Car Motorcycle Pedestrian Waiver of Right-of-Way Definition & Laws

  • “[I]f one who has the right of way ‘conducts himself in such a definite manner as to create a reasonable belief in the mind of another person that the right-of- way has been waived, then such other person is entitled to assume that the right of way has been given up to him . . .’.” (Hopkins v. Tye (1959) 174 Cal.App.2d 431, 433 [344 P.2d 640].)

  • “A conscious intentional act of waiver of the right of way by the pedestrian is not required. Whether there is a waiver depends upon the acts of the pedestrian. If they are such that a driver could reasonably believe that the pedestrian did not intend to assert her right of way, a waiver occurs.” (Cohen v. Bay Area Pie Company (1963) 217 Cal.App.2d 69, 72-73 [31 Cal.Rptr. 426], internal citation omitted.)

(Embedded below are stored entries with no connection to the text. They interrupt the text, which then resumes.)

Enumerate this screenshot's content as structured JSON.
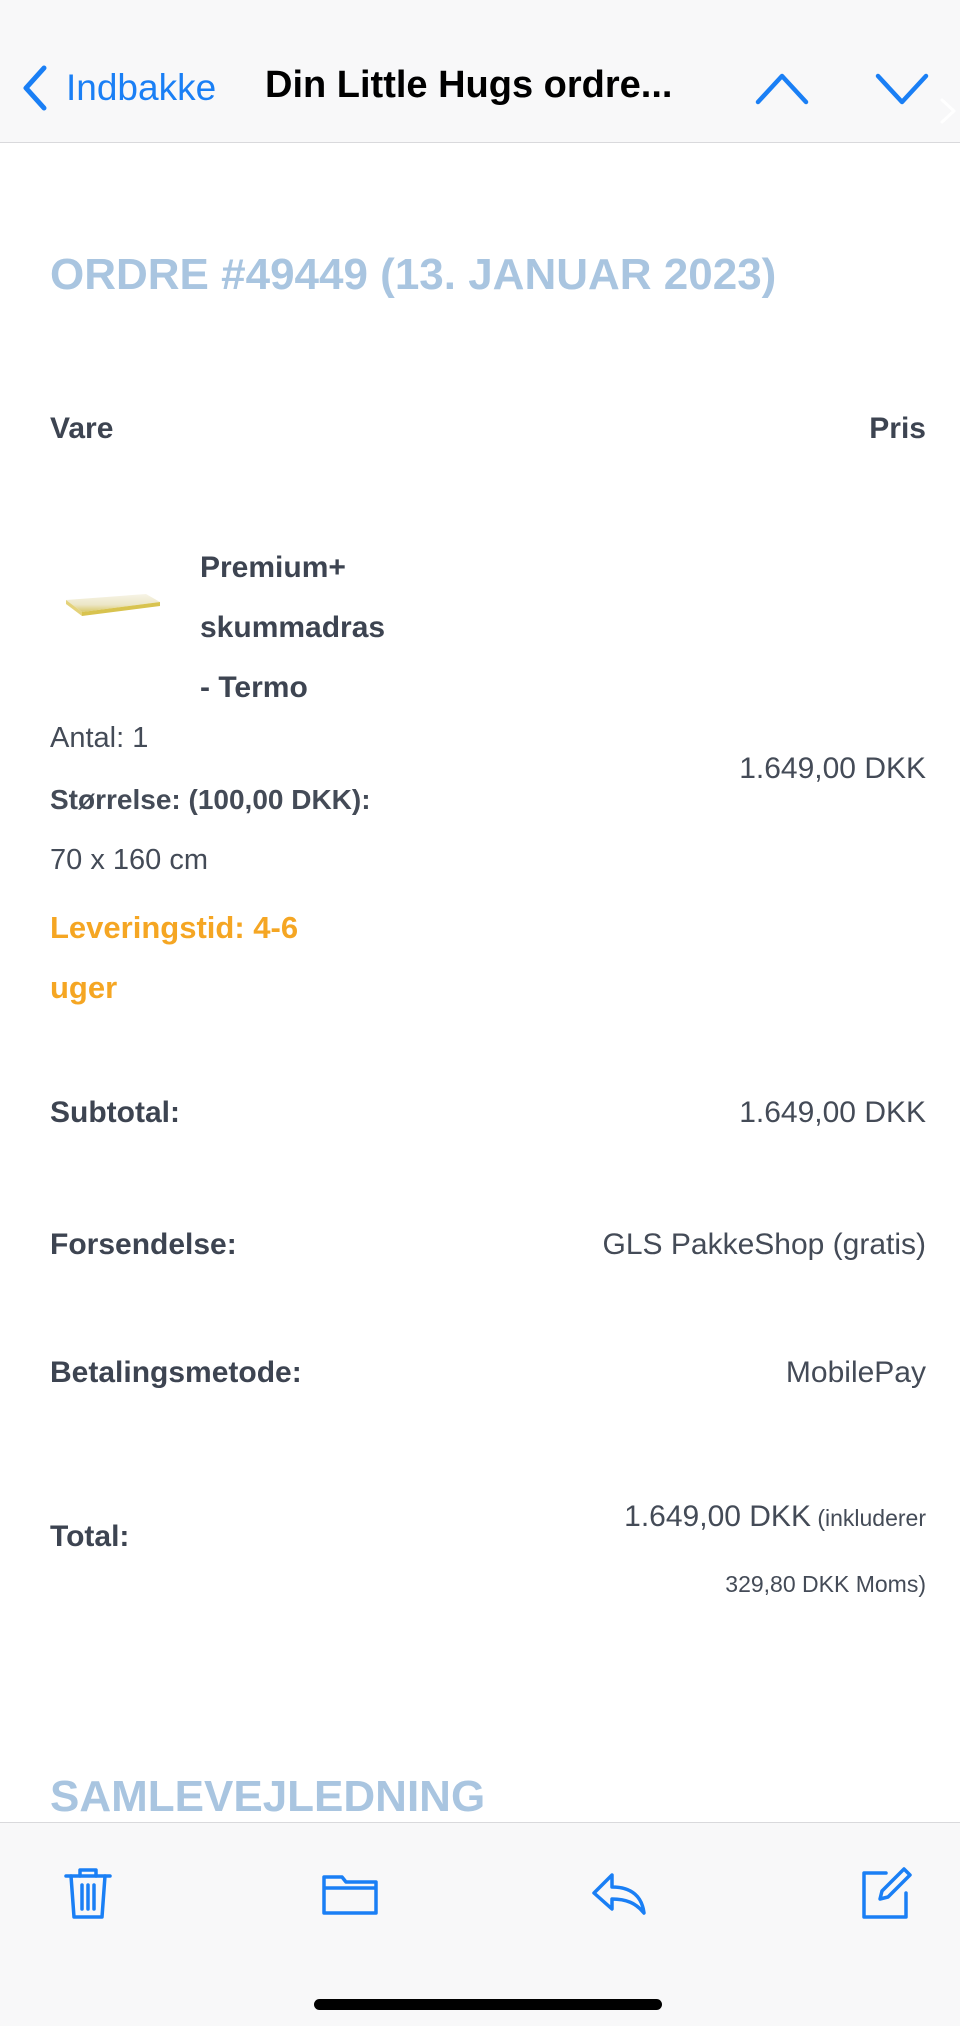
{
  "nav": {
    "back_label": "Indbakke",
    "title": "Din Little Hugs ordre...",
    "accent_color": "#1a7ff5"
  },
  "order": {
    "heading": "ORDRE #49449 (13. JANUAR 2023)",
    "col_item": "Vare",
    "col_price": "Pris"
  },
  "item": {
    "name_line1": "Premium+",
    "name_line2": "skummadras",
    "name_line3": "- Termo",
    "quantity": "Antal: 1",
    "size_label": "Størrelse: (100,00 DKK):",
    "size_value": "70 x 160 cm",
    "delivery_line1": "Leveringstid: 4-6",
    "delivery_line2": "uger",
    "price": "1.649,00 DKK"
  },
  "summary": {
    "subtotal_label": "Subtotal:",
    "subtotal_value": "1.649,00 DKK",
    "shipping_label": "Forsendelse:",
    "shipping_value": "GLS PakkeShop (gratis)",
    "payment_label": "Betalingsmetode:",
    "payment_value": "MobilePay",
    "total_label": "Total:",
    "total_amount": "1.649,00 DKK",
    "total_note_1": " (inkluderer",
    "total_note_2": "329,80 DKK Moms)"
  },
  "section": {
    "heading": "SAMLEVEJLEDNING"
  },
  "toolbar": {
    "icons": [
      "trash-icon",
      "folder-icon",
      "reply-icon",
      "compose-icon"
    ]
  },
  "colors": {
    "heading": "#a9c5e0",
    "delivery": "#f5a623",
    "text": "#3d4451"
  }
}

  • An intention to relinquish a right of way will not appear from a mere showing that a pedestrian whose course is likely to intersect that of a vehicle at a crosswalk hesitates, stops, jumps back, or does any other act apparently impelled by uncertainty as to the safe course or desire to escape impending danger. Such conduct will not furnish a reasonable basis for an inference that he has waived his right of way. Hopkins v. Tye, 174 Cal. App. 2d 431.

  • Cal. Veh. Code § 551 (amended 1957) requires a driver making a left turn in an intersection to yield to a car “approaching” from the opposite direction, not to a car which has “approached” and stopped. Hopkins v. Tye, 174 Cal. App. 2d 431. 

  • In an action arising out of an intersection collision, an instruction relating to waiver of right of way was not incomplete because the court omitted a paragraph stating that intention to relinquish a right of way is not indicated by mere hesitancy or by appearance of indecision or fear or uncertainty, but only by conduct of a positive character that expresses a decision to waive the right, since such statement was merely an added detail or embellishment that defendant should have asked for if he had wanted the jury to have it. Hopkins v. Tye, 174 Cal. App. 2d 431.